October 24, 2019
Professor of Health Policy and Management Stephanie Wheeler, PhD, is part of a research team that has received a 4-year, more than $1.87 million grant from the National Cancer Institute (NCI) to study the impact of establishing financial navigation services at five rural cancer centers in North Carolina. These services will guide patients in managing the financial burdens associated with cancer treatment.
Wheeler’s team at the UNC Lineberger Comprehensive Cancer Center, where she serves as the associate director of community outreach and engagement, includes assistant professors Sarah Birken, PhD, and Cleo Samuel, PhD, from the Gillings School of Global Public Health as well as Professor Don Rosenstein, MD, and Assistant Professor Katherine Reeder-Hayes, MD, from the UNC School of Medicine.
The researchers will work with existing financial support resources in five rural North Carolina counties – Carteret, Dare, Jackson, Lenoir and Nash – to connect with patients seeking strategies to mitigate the complicated and oftentimes overwhelming costs they may face. Such costs have collectively been termed “financial toxicity” by researchers because they are not simply associated with payment for cancer treatment; they can also come from lost wages, the psychological burden associated with high-cost care, insurance complexities and potentially harmful behavioral strategies that patients sometimes use to cope with costs, such as delaying treatment or even skipping it altogether.
The process of applying for financial assistance can also compound financial toxicity. As Wheeler and her team discovered, trained financial navigators often are essential in helping patients identify available assistance programs, especially if a patient is uninsured or underinsured.

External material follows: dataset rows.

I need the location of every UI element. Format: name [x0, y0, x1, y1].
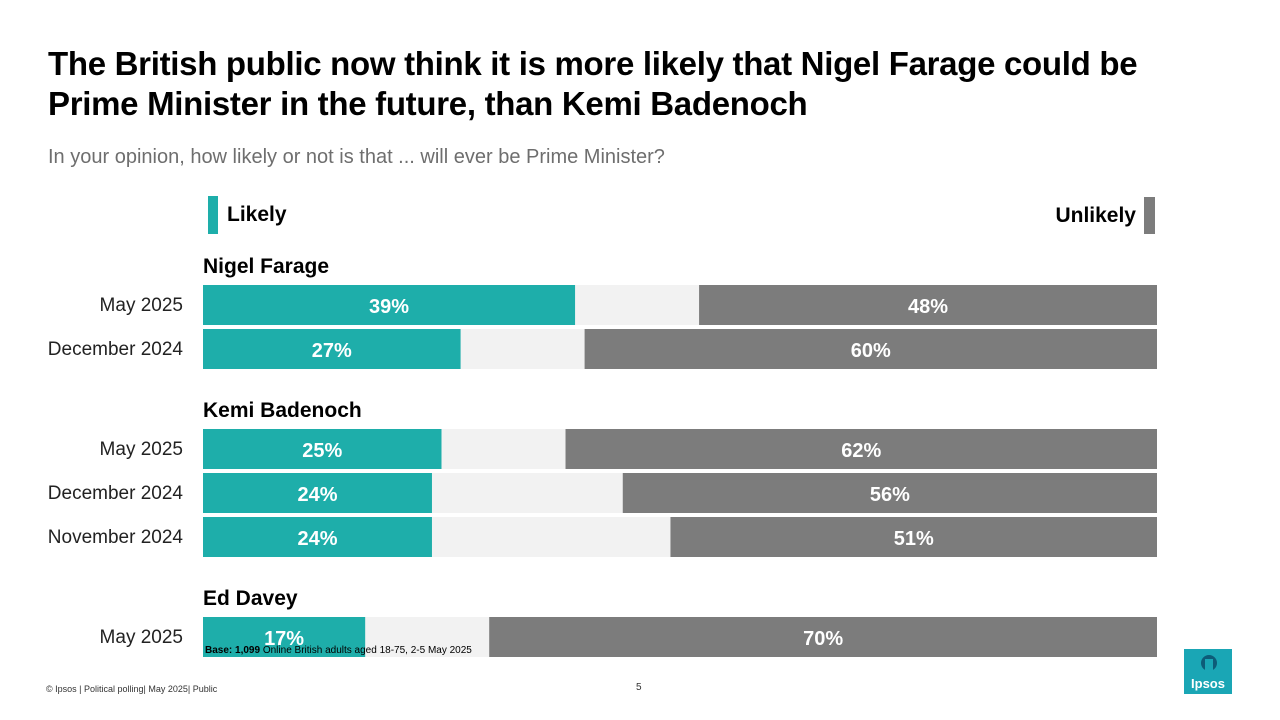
base-note: Base: 1,099 Online British adults aged 1…	[205, 645, 472, 656]
data-label-likely: 39%	[369, 296, 409, 318]
data-label-unlikely: 56%	[870, 484, 910, 506]
bar-unlikely	[699, 285, 1157, 325]
data-label-unlikely: 62%	[841, 440, 881, 462]
data-label-likely: 24%	[297, 528, 337, 550]
base-note-label: Base:	[205, 645, 233, 656]
bar-likely	[203, 473, 432, 513]
data-label-unlikely: 51%	[894, 528, 934, 550]
legend-unlikely-label: Unlikely	[1055, 203, 1136, 227]
bar-likely	[203, 617, 366, 657]
legend-likely-swatch	[208, 196, 218, 234]
data-label-unlikely: 48%	[908, 296, 948, 318]
page-title: The British public now think it is more …	[48, 45, 1138, 122]
legend-unlikely: Unlikely	[1055, 197, 1155, 234]
page-number: 5	[636, 682, 642, 693]
group-label: Ed Davey	[203, 587, 298, 610]
bar-likely	[203, 329, 461, 369]
bar-unlikely	[670, 517, 1157, 557]
base-note-text: Online British adults aged 18-75, 2-5 Ma…	[262, 645, 472, 656]
data-label-likely: 25%	[302, 440, 342, 462]
data-label-likely: 17%	[264, 628, 304, 650]
row-label: December 2024	[48, 339, 184, 360]
data-label-likely: 27%	[312, 340, 352, 362]
logo-mark-icon	[1201, 655, 1217, 673]
group-label: Kemi Badenoch	[203, 399, 362, 422]
ipsos-logo-icon: Ipsos	[1184, 649, 1232, 694]
legend-likely: Likely	[208, 196, 287, 234]
row-label: May 2025	[100, 627, 183, 648]
chart-subtitle: In your opinion, how likely or not is th…	[48, 146, 665, 168]
legend-unlikely-swatch	[1144, 197, 1155, 234]
bar-likely	[203, 429, 442, 469]
data-label-unlikely: 60%	[851, 340, 891, 362]
row-label: December 2024	[48, 483, 184, 504]
data-label-unlikely: 70%	[803, 628, 843, 650]
bar-unlikely	[622, 473, 1157, 513]
data-label-likely: 24%	[297, 484, 337, 506]
row-label: November 2024	[48, 527, 184, 548]
bar-likely	[203, 285, 576, 325]
logo-text: Ipsos	[1191, 676, 1225, 691]
footer-text: © Ipsos | Political polling| May 2025| P…	[46, 684, 218, 694]
row-label: May 2025	[100, 439, 183, 460]
base-note-count: 1,099	[235, 645, 261, 656]
row-label: May 2025	[100, 295, 183, 316]
legend-likely-label: Likely	[227, 203, 287, 226]
bar-unlikely	[584, 329, 1157, 369]
group-label: Nigel Farage	[203, 255, 329, 278]
bar-unlikely	[489, 617, 1157, 657]
bar-likely	[203, 517, 432, 557]
bar-unlikely	[565, 429, 1157, 469]
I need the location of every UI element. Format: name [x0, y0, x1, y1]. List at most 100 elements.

“Our intervention addresses the financial difficulties that so many cancer patients face: How do you afford cancer treatment? How do you make sense of your insurance and understand your out-of-pocket cost responsibility?” says Wheeler. “What government programs might you be eligible for, how do you get insurance if you’re uninsured and what other assistance programs are there that you can tap into while going through cancer treatment?”
During a presentation at the 2018 American Society of Clinical Oncology’s Quality Care Symposium, Wheeler noted the results of a survey of more than 1,000 breast cancer patients indicated that nearly 70% of respondents were concerned about the financial burden posed by cancer treatment. Wheeler and a team also surveyed a network of oncology navigators in 2018 and found that not only did these navigators report a high percentage of patients who experienced financial toxicity – an average of 75% – but that the most common barriers for obtaining assistance included both lack of resources and lack of knowledge about resources available to patients.
Wheeler is part of a team that received an Innovation Pilot Award from the UNC Center for Health Innovation. The team piloted a program establishing a financial navigation clinic for uninsured and underinsured patients who were undergoing treatment at the North Carolina Cancer Hospital. Using data collected from participants, the team then developed a screening strategy to identify patients with high financial burden and connected those patients with a trained financial navigator staffed from the UNC School of Social Work.
“Our long-term hope,” Wheeler says, “is that patients will be more adherent to cancer treatment and have better outcomes than if they had discontinued or skipped treatment altogether because of cost.”